Feather DB integrates all five layers so that a single db.search() call applies decay, stickiness, and metadata filtering to the HNSW retrieval simultaneously. The db.context_chain() call extends this with graph BFS in the same embedded process. No network hops, no synchronization complexity, no separate services to maintain.
The result is 0.19ms p50 retrieval end-to-end — including decay scoring, metadata filtering, and HNSW approximate nearest neighbor search — at 97.2% recall@10 on 500K vectors. This is fast enough to be a synchronous agent primitive, not a database call that adds perceptible latency.
Frequently Asked Questions
What is HNSW and why does Feather DB use it?
HNSW (Hierarchical Navigable Small World) is a graph-based algorithm for approximate nearest neighbor search. It provides logarithmic search complexity with high recall — 97.2% recall@10 at 0.19ms p50 on 500K vectors in Feather DB's implementation. Compared to flat exhaustive search, HNSW is orders of magnitude faster at the scale where agent memory stores operate. The persisted HNSW in v0.16 eliminates cold-load rebuild time, providing 5–6× faster startup.
What is the difference between recall stickiness and importance weighting?
Importance is set at storage time and represents the a priori reliability or value of a memory. Stickiness is earned at retrieval time through repeated successful recalls — it increases with each retrieval, reducing the effective decay rate. The two work together: high-importance memories start with a scoring advantage; high-stickiness memories maintain their scoring advantage over time. A low-importance memory that is repeatedly recalled will eventually have high stickiness; a high-importance memory that is never recalled will still decay.
Can I use Feather DB as a drop-in replacement for an existing vector database?
For basic vector search, yes — Feather DB's HNSW search is compatible with the use patterns of other embedded vector databases. The migration adds access to decay, stickiness, graph edges, and metadata filtering. The one change required is initialization with fdb.DB.open(path, dim=N) and using fdb.Metadata for per-vector attributes. Existing embedding pipelines work unchanged.

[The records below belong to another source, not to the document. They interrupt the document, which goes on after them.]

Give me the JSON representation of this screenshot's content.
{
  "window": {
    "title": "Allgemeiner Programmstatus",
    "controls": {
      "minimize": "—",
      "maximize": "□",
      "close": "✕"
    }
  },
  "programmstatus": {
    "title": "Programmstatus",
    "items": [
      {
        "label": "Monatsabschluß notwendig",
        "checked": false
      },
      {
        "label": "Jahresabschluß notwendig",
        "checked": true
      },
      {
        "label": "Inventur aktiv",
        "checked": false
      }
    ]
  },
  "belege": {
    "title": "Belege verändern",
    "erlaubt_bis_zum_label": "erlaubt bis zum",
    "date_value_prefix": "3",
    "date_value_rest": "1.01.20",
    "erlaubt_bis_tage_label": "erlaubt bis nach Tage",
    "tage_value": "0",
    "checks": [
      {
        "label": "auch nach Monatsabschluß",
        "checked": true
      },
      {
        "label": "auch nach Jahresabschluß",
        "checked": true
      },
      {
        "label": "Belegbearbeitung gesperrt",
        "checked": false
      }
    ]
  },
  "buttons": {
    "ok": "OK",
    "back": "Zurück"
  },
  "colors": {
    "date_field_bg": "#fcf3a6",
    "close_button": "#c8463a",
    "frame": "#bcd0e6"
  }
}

How does Feather DB handle multi-tenant memory isolation?
Namespace isolation is implemented through metadata filtering. Each memory is stored with a user or entity identifier as a metadata attribute. Retrieval queries include a filter on that attribute — filters={"user_id": user_id} — ensuring that one user's memories never appear in another's retrieval. The filter is applied before HNSW search, not post-hoc, so isolation has no accuracy cost.
What is the maximum memory store size Feather DB supports?
Feather DB benchmarks show 0.19ms p50 latency at 500K vectors. Performance degrades gracefully beyond that — the HNSW search complexity is logarithmic, so doubling the store size increases search time by less than a factor of two. For most production agent applications, per-user stores of thousands to tens of thousands of memories are typical, well within performance targets. Very large stores (millions of vectors) benefit from namespace filtering, which reduces the effective search space to the relevant namespace.